Ronan looks back on Heron’s impact on his life in ways which echo Terry George’s. He came to the IAC with no acting experience in the early 1990s – he was working in New York as a bartender at the time – but with a genuine Dublin working-class background, Ronan was cast by Heron in Jimmy Murphy’s play of Dublin house painters, Brothers of the Brush.

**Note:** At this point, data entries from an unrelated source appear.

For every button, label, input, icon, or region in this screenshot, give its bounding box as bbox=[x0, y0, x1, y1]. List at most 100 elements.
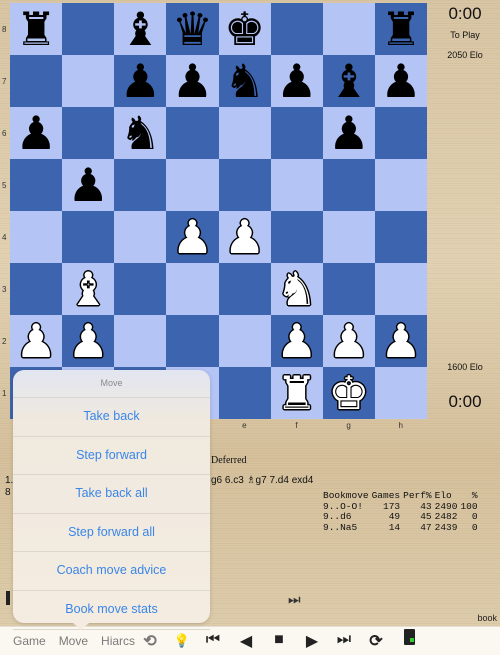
square-g4[interactable] bbox=[322, 211, 375, 263]
square-h7[interactable]: ♟ bbox=[374, 55, 427, 107]
square-d5[interactable] bbox=[166, 159, 219, 211]
white-pawn-icon[interactable]: ♟ bbox=[328, 318, 369, 364]
square-a3[interactable] bbox=[10, 263, 63, 315]
tab-move[interactable]: Move bbox=[59, 634, 88, 648]
square-b3[interactable]: ♝ bbox=[62, 263, 115, 315]
white-king-icon[interactable]: ♚ bbox=[328, 370, 369, 416]
black-pawn-icon[interactable]: ♟ bbox=[120, 58, 161, 104]
black-queen-icon[interactable]: ♛ bbox=[172, 6, 213, 52]
skip-start-mini-icon[interactable] bbox=[6, 591, 10, 605]
square-h3[interactable] bbox=[374, 263, 427, 315]
square-g3[interactable] bbox=[322, 263, 375, 315]
table-row[interactable]: 9..Na5 14 47 2439 0 bbox=[323, 522, 481, 534]
first-move-icon[interactable]: ⏮ bbox=[203, 631, 223, 649]
square-d8[interactable]: ♛ bbox=[166, 3, 219, 55]
square-e4[interactable]: ♟ bbox=[218, 211, 271, 263]
take-back-all-item[interactable]: Take back all bbox=[13, 475, 210, 514]
square-f6[interactable] bbox=[270, 107, 323, 159]
square-b8[interactable] bbox=[62, 3, 115, 55]
square-c7[interactable]: ♟ bbox=[114, 55, 167, 107]
square-b7[interactable] bbox=[62, 55, 115, 107]
square-h1[interactable] bbox=[374, 367, 427, 419]
square-c3[interactable] bbox=[114, 263, 167, 315]
tab-hiarcs[interactable]: Hiarcs bbox=[101, 634, 135, 648]
square-f2[interactable]: ♟ bbox=[270, 315, 323, 367]
black-pawn-icon[interactable]: ♟ bbox=[276, 58, 317, 104]
square-e2[interactable] bbox=[218, 315, 271, 367]
white-pawn-icon[interactable]: ♟ bbox=[68, 318, 109, 364]
white-rook-icon[interactable]: ♜ bbox=[276, 370, 317, 416]
square-f1[interactable]: ♜ bbox=[270, 367, 323, 419]
square-b5[interactable]: ♟ bbox=[62, 159, 115, 211]
step-forward-all-item[interactable]: Step forward all bbox=[13, 514, 210, 553]
square-d4[interactable]: ♟ bbox=[166, 211, 219, 263]
square-h8[interactable]: ♜ bbox=[374, 3, 427, 55]
square-d2[interactable] bbox=[166, 315, 219, 367]
hint-lightbulb-icon[interactable]: 💡 bbox=[172, 633, 192, 649]
square-g6[interactable]: ♟ bbox=[322, 107, 375, 159]
refresh-icon[interactable]: ⟳ bbox=[366, 631, 386, 651]
square-h2[interactable]: ♟ bbox=[374, 315, 427, 367]
tab-game[interactable]: Game bbox=[13, 634, 46, 648]
square-d7[interactable]: ♟ bbox=[166, 55, 219, 107]
square-h6[interactable] bbox=[374, 107, 427, 159]
black-bishop-icon[interactable]: ♝ bbox=[328, 58, 369, 104]
square-g1[interactable]: ♚ bbox=[322, 367, 375, 419]
black-rook-icon[interactable]: ♜ bbox=[15, 6, 56, 52]
square-d3[interactable] bbox=[166, 263, 219, 315]
square-h4[interactable] bbox=[374, 211, 427, 263]
square-g2[interactable]: ♟ bbox=[322, 315, 375, 367]
square-c4[interactable] bbox=[114, 211, 167, 263]
black-bishop-icon[interactable]: ♝ bbox=[120, 6, 161, 52]
square-c6[interactable]: ♞ bbox=[114, 107, 167, 159]
last-move-icon[interactable]: ⏭ bbox=[334, 631, 354, 649]
square-f3[interactable]: ♞ bbox=[270, 263, 323, 315]
black-pawn-icon[interactable]: ♟ bbox=[380, 58, 421, 104]
square-e8[interactable]: ♚ bbox=[218, 3, 271, 55]
square-g8[interactable] bbox=[322, 3, 375, 55]
square-b4[interactable] bbox=[62, 211, 115, 263]
square-e1[interactable] bbox=[218, 367, 271, 419]
move-list[interactable]: g6 6.c3 ♗g7 7.d4 exd4 bbox=[211, 475, 313, 486]
black-pawn-icon[interactable]: ♟ bbox=[68, 162, 109, 208]
white-pawn-icon[interactable]: ♟ bbox=[276, 318, 317, 364]
square-f5[interactable] bbox=[270, 159, 323, 211]
square-a4[interactable] bbox=[10, 211, 63, 263]
black-rook-icon[interactable]: ♜ bbox=[380, 6, 421, 52]
square-a5[interactable] bbox=[10, 159, 63, 211]
square-f8[interactable] bbox=[270, 3, 323, 55]
engine-icon[interactable] bbox=[399, 629, 419, 650]
square-e3[interactable] bbox=[218, 263, 271, 315]
skip-end-icon[interactable]: ⏭ bbox=[288, 591, 301, 608]
square-e7[interactable]: ♞ bbox=[218, 55, 271, 107]
square-a2[interactable]: ♟ bbox=[10, 315, 63, 367]
square-a7[interactable] bbox=[10, 55, 63, 107]
square-h5[interactable] bbox=[374, 159, 427, 211]
square-a8[interactable]: ♜ bbox=[10, 3, 63, 55]
white-pawn-icon[interactable]: ♟ bbox=[15, 318, 56, 364]
square-d6[interactable] bbox=[166, 107, 219, 159]
square-g7[interactable]: ♝ bbox=[322, 55, 375, 107]
book-move-stats-item[interactable]: Book move stats bbox=[13, 591, 210, 630]
stop-icon[interactable]: ■ bbox=[269, 631, 289, 649]
square-c8[interactable]: ♝ bbox=[114, 3, 167, 55]
white-bishop-icon[interactable]: ♝ bbox=[68, 266, 109, 312]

Suitably impressed, Heron got him to train for two months as a tap dancer, so he could play fantasist Tommy Black in Branagh’s tale of a James Gagney-obsessed loyalist in Public Enemy.

“He was able to tap into something in me, Nye made me feel I was an actor,” said Ronan.

Branagh was also impressed, getting Heron later in the 1990s to direct Sean O’Casey’s Shadow of a Gunman for the BBC, with Ronan playing Tommy Owens and also starring Stephen Rea and Branagh.

Later still, he made a significant contribution to Peter Sheridan’s film version of Brendan Behan’s Borstal Boy, helping to give that novel of Irish adolescent male life in the 1940s a contemporary relevance, as Sheridan remarked:

“The film version we did of Borstal Boy was a coming-of-age story, particularly in relation to Brendan’s sexual awakening and his relationship with Charlie Milwall, the Cockney sailor. Nye Heron pushed that dimension of Brendan’s story and he felt, and I agreed, that it made for a more contemporary film and brought a fresh and challenging resonance to a modern audience.”

Nye Heron is survived by his wife, Liz Housden; his former wife Kathy (nee Sheahan) and their three daughters, Maura, Kara and Lynn, and by his fourth daughter, with Marianne Delaney, Molly; and also by his brother James and his sisters Patricia and Ann.